Why do they need such deep experience? Because it builds the wisdom to see how choices made early in development pay off later. They need to know “where the bodies are burried”. Enough time spent in the deep end will lend itself to an intuitive knowledge of where problems will occur 10 steps down the line. And this wisdom is surprisingly transferrable even to other specialities. At minimum, they will be able to realize when they DON’T know the secret dangers, and act with appropriate caution.
And it’s this intuition more than just writing code really fast that pays off for companies. It’s the hidden secret sauce, because good choices by a senior developer mean that problems don’t happen. They don’t need to be heroic because there was never a big problem to begin with.
This is the real secret. There are no magic solutions to all problems. Every architecture, every choice, every possibility carries possible downsides. This is especially true as products expand and evolve over time. The choice that you make today to ship quickly to beat competitors to market means that you may need a major refactor in 6 months rather than in 6 years. But, if that means you win market share and revenue it is probably worth it.
That’s the key skill. To truly be senior you need to make the hard calls and make them right. Whenever you choose a solution, you also choose the problems and issues the team gets to live with. With large and ongoing development projects, there’s never a solution where everyone gets to pack up, go home, and never touch things again. Customers always want more, and you’ll always be asked to deliver.
A senior dev should have had exposure to multiple design paradigms, multiple languages, multiple teams. It’s almost impossible to deeply know every possible design and architectural pattern, especially as things keep changing. But it’s very possible to have a good awareness and understand the advantages and tradeoffs of different approaches.
Here’s how I break down skill by junior/mid/senior level:
Put another way, many junior devs are interested in going as fast as possible RIGHT NOW. Senior devs are more concerned wit making sure every step forward isn’t going to trip them later and at the worst possible moment.
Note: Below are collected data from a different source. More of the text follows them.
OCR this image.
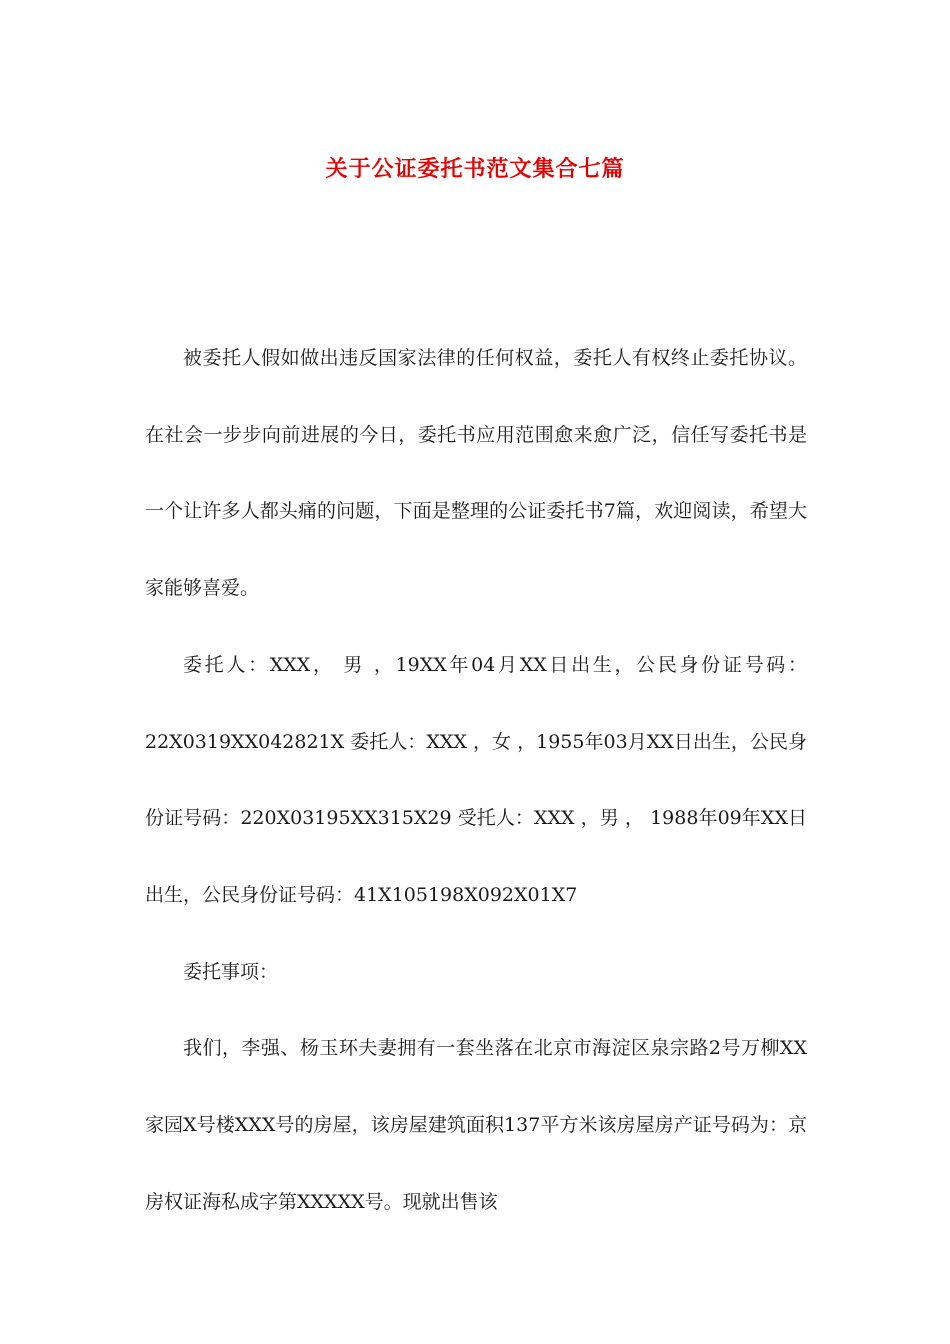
关于公证委托书范文集合七篇

被委托人假如做出违反国家法律的任何权益，委托人有权终止委托协议。在社会一步步向前进展的今日，委托书应用范围愈来愈广泛，信任写委托书是一个让许多人都头痛的问题，下面是整理的公证委托书7篇，欢迎阅读，希望大家能够喜爱。

委托人：XXX， 男 ，19XX年04月XX日出生，公民身份证号码：22X0319XX042821X 委托人：XXX ，女 ，1955年03月XX日出生，公民身份证号码：220X03195XX315X29 受托人：XXX ，男 ， 1988年09年XX日出生，公民身份证号码：41X105198X092X01X7

委托事项：

我们，李强、杨玉环夫妻拥有一套坐落在北京市海淀区泉宗路2号万柳XX家园X号楼XXX号的房屋，该房屋建筑面积137平方米该房屋房产证号码为：京房权证海私成字第XXXXX号。现就出售该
Unlike some others, I consider it a bad sign if a senior dev is too opinionated about technologies. If they think major languages are “junk” or get worked up too much about such things. The truth is a team may be called on to interface with a major product written in that language or there may be fantastic libraries with great support in that language that solve a problem perfectly. You don’t have to love all languages and frameworks equally, but experience usually tells you that things were done for a reason. In fact, it’s best to be somewhat dispassionate about it all. These things are tools. Instead of worrying which are worse/better, a top senior dev will just pick the right one for the problem, their team, and their company. The rest is noise.
A perfect example is PHP. A lot of developers love to hate on PHP, but many of it’s flaws were also what allowed it to conquer the web. We shouldn’t laugh, we should learn and think how we can take the good things and avoid the bad.
Senior or otherwise, an engineer who accepts that they don’t — can’t, know everything is the best choice. The more open to knowledge and understanding someone is, the more quickly they will become “senior” by any definition. Whenever in doubt about someone when I’m looking to hire, I ask questions to see if they are willing to own up to not knowing, and how eager they are to at least see what might be possible.